Synchronous engineering on carriers and stability in TiO₂ electron transport layer for efficient perovskite solar cells

TiO₂-based electron transport layers (ETLs) have been widely employed in planar perovskite solar cells (PSCs) but are limited by their low intrinsic electron mobility and inadequate light stability. The present work demonstrates an efficient strategy for the synchronous engineering of charge transport and light stability in TiO₂-based PSCs by embedding laser-derived La-doped BaSnO₃ (LBSO) nanocrystals into TiO₂ ETLs. LBSO nanocrystals facilitate the formation of rutile-phase TiO₂, which is inactive for photocatalysis. Thus, the light stability of PSCs is favored.
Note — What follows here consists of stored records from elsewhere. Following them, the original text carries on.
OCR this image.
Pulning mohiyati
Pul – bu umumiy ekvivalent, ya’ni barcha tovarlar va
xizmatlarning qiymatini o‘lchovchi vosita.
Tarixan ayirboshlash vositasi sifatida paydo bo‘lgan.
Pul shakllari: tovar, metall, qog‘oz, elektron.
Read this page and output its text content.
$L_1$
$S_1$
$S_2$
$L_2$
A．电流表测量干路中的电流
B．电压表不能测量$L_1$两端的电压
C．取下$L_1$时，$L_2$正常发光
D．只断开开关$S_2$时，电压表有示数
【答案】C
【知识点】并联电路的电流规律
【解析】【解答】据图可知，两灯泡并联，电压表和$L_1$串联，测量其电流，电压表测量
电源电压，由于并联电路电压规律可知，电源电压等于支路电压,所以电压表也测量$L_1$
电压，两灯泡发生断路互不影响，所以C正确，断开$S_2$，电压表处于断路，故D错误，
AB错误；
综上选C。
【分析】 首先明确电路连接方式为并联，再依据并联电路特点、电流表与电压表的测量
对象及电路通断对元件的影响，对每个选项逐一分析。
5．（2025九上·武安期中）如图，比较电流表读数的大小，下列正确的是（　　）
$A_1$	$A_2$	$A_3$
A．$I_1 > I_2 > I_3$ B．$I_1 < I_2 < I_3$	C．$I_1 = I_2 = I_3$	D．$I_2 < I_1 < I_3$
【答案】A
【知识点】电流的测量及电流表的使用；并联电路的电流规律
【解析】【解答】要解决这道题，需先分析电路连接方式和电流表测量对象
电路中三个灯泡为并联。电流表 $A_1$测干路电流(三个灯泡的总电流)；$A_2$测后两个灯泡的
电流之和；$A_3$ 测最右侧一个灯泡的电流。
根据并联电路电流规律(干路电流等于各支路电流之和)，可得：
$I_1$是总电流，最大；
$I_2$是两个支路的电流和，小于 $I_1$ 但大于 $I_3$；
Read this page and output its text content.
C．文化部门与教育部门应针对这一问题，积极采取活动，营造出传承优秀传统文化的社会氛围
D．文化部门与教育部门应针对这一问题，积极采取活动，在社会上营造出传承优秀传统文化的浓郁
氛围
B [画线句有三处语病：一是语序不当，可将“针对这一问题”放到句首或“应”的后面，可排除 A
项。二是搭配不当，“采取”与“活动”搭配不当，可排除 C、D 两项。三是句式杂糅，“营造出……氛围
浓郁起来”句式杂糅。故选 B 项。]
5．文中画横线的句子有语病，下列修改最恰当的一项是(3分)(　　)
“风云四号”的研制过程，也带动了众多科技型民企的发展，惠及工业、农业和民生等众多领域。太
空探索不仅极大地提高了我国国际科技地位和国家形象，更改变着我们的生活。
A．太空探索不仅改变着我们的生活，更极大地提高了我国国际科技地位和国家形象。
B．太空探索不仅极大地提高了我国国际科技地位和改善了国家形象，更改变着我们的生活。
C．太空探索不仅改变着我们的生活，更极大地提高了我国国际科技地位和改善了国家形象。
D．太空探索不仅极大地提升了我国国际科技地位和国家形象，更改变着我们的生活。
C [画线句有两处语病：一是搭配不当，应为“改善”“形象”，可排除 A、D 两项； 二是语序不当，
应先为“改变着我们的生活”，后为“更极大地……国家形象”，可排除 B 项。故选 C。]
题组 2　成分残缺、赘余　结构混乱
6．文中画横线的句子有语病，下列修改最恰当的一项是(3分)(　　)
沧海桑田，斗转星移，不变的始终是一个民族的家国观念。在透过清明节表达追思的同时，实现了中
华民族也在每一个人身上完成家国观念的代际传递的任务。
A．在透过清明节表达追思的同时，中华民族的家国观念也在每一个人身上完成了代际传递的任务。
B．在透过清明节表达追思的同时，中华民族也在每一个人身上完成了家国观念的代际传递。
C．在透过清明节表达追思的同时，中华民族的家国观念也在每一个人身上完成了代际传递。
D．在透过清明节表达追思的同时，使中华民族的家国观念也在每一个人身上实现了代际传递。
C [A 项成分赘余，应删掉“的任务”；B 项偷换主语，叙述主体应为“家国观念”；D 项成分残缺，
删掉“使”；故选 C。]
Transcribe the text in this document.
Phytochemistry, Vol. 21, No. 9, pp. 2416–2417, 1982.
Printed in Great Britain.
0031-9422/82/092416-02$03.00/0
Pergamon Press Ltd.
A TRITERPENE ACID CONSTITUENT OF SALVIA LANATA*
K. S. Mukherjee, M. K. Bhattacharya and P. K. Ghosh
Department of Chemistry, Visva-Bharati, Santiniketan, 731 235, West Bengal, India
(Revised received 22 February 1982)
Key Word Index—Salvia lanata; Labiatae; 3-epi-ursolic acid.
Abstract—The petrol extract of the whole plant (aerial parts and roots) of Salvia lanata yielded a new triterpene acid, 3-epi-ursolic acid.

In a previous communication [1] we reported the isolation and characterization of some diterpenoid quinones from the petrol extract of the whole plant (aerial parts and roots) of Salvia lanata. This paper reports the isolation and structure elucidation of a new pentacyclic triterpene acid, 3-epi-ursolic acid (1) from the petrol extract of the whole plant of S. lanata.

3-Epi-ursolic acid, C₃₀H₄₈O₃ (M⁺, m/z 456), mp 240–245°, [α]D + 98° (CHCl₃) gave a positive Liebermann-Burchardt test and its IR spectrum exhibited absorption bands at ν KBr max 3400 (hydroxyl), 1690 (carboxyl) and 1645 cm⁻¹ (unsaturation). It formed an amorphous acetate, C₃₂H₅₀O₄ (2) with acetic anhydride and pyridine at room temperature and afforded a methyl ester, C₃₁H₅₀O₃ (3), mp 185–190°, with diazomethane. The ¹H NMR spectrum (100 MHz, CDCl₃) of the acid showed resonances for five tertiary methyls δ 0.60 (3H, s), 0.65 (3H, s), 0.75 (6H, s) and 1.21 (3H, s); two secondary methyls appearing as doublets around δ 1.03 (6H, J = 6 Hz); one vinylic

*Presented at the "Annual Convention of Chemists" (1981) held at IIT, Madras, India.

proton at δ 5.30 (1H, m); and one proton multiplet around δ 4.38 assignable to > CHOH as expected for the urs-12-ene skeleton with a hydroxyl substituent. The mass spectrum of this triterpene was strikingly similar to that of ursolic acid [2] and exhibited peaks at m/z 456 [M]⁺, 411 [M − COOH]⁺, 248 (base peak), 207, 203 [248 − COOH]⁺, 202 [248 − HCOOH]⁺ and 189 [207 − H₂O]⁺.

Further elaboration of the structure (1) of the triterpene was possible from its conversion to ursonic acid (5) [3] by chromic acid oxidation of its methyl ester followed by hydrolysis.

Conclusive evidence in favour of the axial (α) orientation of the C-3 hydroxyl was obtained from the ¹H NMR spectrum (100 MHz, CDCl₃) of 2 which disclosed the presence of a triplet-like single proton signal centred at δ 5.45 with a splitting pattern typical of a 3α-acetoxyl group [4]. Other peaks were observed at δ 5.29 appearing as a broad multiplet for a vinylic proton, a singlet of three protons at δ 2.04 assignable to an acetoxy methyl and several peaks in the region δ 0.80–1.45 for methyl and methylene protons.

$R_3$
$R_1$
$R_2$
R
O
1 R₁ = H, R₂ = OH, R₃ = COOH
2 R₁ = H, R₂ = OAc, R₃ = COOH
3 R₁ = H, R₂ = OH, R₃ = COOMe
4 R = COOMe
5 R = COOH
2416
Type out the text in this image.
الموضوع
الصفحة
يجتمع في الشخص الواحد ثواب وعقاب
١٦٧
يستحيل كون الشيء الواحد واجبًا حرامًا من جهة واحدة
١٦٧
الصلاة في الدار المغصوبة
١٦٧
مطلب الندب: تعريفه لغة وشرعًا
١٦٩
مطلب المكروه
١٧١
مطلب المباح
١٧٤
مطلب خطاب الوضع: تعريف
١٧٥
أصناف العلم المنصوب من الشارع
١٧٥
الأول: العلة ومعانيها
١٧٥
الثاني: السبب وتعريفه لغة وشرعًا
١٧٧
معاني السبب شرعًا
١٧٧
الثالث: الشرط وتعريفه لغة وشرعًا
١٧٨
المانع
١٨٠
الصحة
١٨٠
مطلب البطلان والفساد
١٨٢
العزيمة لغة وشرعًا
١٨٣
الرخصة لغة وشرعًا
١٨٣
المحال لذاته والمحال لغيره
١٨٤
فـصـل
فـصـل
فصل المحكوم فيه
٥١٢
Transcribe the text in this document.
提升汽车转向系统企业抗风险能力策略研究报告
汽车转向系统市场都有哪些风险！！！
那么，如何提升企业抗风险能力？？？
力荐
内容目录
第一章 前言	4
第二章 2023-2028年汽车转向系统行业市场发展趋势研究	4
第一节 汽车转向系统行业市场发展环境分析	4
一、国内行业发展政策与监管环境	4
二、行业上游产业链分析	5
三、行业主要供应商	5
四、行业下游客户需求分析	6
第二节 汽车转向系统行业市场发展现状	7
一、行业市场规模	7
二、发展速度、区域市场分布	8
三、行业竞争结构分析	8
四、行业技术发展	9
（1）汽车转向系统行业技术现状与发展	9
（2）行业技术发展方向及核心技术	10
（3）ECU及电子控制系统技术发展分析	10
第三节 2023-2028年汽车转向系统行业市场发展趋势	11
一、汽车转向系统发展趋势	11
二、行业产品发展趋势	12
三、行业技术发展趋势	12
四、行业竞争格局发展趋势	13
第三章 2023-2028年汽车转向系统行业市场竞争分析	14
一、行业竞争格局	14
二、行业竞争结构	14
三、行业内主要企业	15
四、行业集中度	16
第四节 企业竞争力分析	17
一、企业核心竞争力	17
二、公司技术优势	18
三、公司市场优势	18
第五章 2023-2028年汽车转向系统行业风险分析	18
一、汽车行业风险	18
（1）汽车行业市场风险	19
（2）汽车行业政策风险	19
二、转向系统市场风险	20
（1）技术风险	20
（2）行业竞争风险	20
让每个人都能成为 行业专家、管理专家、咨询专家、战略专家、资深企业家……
Moreover, the embedding of high-conductivity LBSO nanocrystals increases the electron mobility of TiO₂ ETLs by two orders of magnitude, accelerating photogenerated carrier extraction at the TiO₂-perovskite heterointerface of PSCs. More importantly, the resulting TiO₂-LBSO hybrid ETLs promote the growth of the top perovskite film, resulting in increased grain size and fewer defect states. Consequently, the power conversion efficiency (PCE) of PSCs employing such ETLs increases to 25.90 % from the pristine 23.86 %, with significantly enhanced operational stability. After continuous illumination is performed in a N₂ atmosphere for 1150 h at 100 mW/cm², the devices still retain more than 80 % of the initial PCE. These results indicate that embedding LBSO nanocrystals in TiO₂ ETLs is an effective approach that could address the stability and efficiency of PSCs simultaneously.